Foreign Central Banks Cut Treasury Holdings by Record

But our favorite MSNBC stars Ezra Klein and Chris Hayes told us that the treasury bond market is stronger than ever!
Foreign Central Banks are DUMPING T-BONDS!!  Who do you think is buying this s*** and bailing out our $1.5 TRILLION annual deficits (actually $5 Trillion according to Shadow Stats) !?!
China?  Bwahahaha.
Japan? Bwahahaha.
Europe?  Please.  Sterling is choking on his popcorn!

The answer is The Fed.  PERIOD!!!  QE TO INFINITY AND BEYOND IS ONGOING!!

Holdings of U.S. Treasurys by foreign central banks has fallen by a record amount over the past four weeks according to the latest Federal Reserve data.
 The net $69 billion drop in Treasury holdings registered at the Fed by foreign official institutions comes as benchmark yields ended 2011 near record low levels and when the U.S. central bank is conducting Operation Twist, its $400 billion program to sell shorter-lived Treasury bonds and buy those with longer maturities.

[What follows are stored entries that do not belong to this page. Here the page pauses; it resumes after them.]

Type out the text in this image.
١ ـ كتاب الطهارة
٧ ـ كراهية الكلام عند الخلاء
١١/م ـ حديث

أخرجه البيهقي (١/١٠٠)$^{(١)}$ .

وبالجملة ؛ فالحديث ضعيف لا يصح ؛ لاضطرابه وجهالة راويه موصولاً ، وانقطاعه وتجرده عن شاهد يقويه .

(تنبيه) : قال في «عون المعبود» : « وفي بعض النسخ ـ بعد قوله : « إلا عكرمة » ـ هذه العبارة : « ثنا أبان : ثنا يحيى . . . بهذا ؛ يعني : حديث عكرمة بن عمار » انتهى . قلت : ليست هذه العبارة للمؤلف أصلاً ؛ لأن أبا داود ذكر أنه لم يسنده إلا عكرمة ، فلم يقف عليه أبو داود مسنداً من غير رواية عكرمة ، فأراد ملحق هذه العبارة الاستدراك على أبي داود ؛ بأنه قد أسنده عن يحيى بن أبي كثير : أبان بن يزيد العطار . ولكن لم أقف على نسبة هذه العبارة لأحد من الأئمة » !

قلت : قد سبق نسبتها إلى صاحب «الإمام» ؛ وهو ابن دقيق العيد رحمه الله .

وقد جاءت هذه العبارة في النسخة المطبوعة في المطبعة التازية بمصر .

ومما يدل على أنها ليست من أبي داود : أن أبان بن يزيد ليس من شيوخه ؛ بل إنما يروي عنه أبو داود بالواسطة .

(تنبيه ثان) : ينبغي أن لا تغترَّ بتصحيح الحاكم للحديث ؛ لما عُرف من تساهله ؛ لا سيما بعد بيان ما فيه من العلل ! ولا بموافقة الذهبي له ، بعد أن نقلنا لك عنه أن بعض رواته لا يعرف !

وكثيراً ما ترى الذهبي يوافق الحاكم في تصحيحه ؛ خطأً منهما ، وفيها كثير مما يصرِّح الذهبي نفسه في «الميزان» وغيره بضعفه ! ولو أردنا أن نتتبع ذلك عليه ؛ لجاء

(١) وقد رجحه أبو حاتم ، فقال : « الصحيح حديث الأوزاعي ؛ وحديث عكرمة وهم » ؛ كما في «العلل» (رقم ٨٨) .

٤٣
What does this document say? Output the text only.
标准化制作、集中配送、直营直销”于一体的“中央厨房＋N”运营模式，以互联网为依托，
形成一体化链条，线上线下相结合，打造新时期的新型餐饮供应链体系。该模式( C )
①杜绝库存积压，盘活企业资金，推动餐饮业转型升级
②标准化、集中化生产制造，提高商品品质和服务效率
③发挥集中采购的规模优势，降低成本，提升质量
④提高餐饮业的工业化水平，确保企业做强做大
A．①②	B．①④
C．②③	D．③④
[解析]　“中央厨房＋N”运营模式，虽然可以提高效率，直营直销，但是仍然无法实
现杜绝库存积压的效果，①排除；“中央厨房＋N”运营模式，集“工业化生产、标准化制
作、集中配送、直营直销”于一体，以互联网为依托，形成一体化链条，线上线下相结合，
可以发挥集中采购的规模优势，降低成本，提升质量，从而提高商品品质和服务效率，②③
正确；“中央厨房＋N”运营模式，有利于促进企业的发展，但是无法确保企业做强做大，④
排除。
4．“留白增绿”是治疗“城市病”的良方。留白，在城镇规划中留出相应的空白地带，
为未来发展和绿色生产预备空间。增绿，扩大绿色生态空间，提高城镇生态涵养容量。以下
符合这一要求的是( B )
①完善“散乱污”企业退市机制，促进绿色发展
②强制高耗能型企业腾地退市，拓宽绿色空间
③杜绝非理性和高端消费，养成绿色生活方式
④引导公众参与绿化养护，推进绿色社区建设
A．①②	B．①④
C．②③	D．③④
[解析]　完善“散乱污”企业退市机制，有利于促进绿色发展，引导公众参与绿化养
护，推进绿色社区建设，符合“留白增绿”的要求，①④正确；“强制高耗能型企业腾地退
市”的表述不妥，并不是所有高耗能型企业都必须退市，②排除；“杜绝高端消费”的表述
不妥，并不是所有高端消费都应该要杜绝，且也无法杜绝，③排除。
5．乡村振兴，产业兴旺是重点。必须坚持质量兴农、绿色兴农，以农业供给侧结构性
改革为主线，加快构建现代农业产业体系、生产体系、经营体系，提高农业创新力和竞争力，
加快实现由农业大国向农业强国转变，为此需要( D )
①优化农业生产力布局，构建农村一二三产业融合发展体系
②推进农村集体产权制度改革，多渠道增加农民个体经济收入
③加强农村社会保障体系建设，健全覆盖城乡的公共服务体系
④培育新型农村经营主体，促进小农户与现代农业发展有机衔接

 The decline in foreign holdings of Treasurys in recent weeks has not resulted in higher yields and lower prices because other investors have sought the safety of US debt.
 "Given where the 10-year Treasury is ending the year, it's difficult to say the flows are a bearish move," said Ian Lyngen, strategist at CRT Capital.
 The yield on 10-year notes was set to end 2011 below 1.90 percent on Friday and the Barclays Capital index of long-dated Treasurys has rallied nearly 30 percent this year, its best annual performance since 1995.
 "While other buyers have willingly taken up the torch up to this point, it seems clear that this [foreign official flows] source of demand has waned since Operation Twist took yields to these levels and this investor base has little interest in sub-2 percent 10-year yields," said John Briggs, strategist at RBS Securities.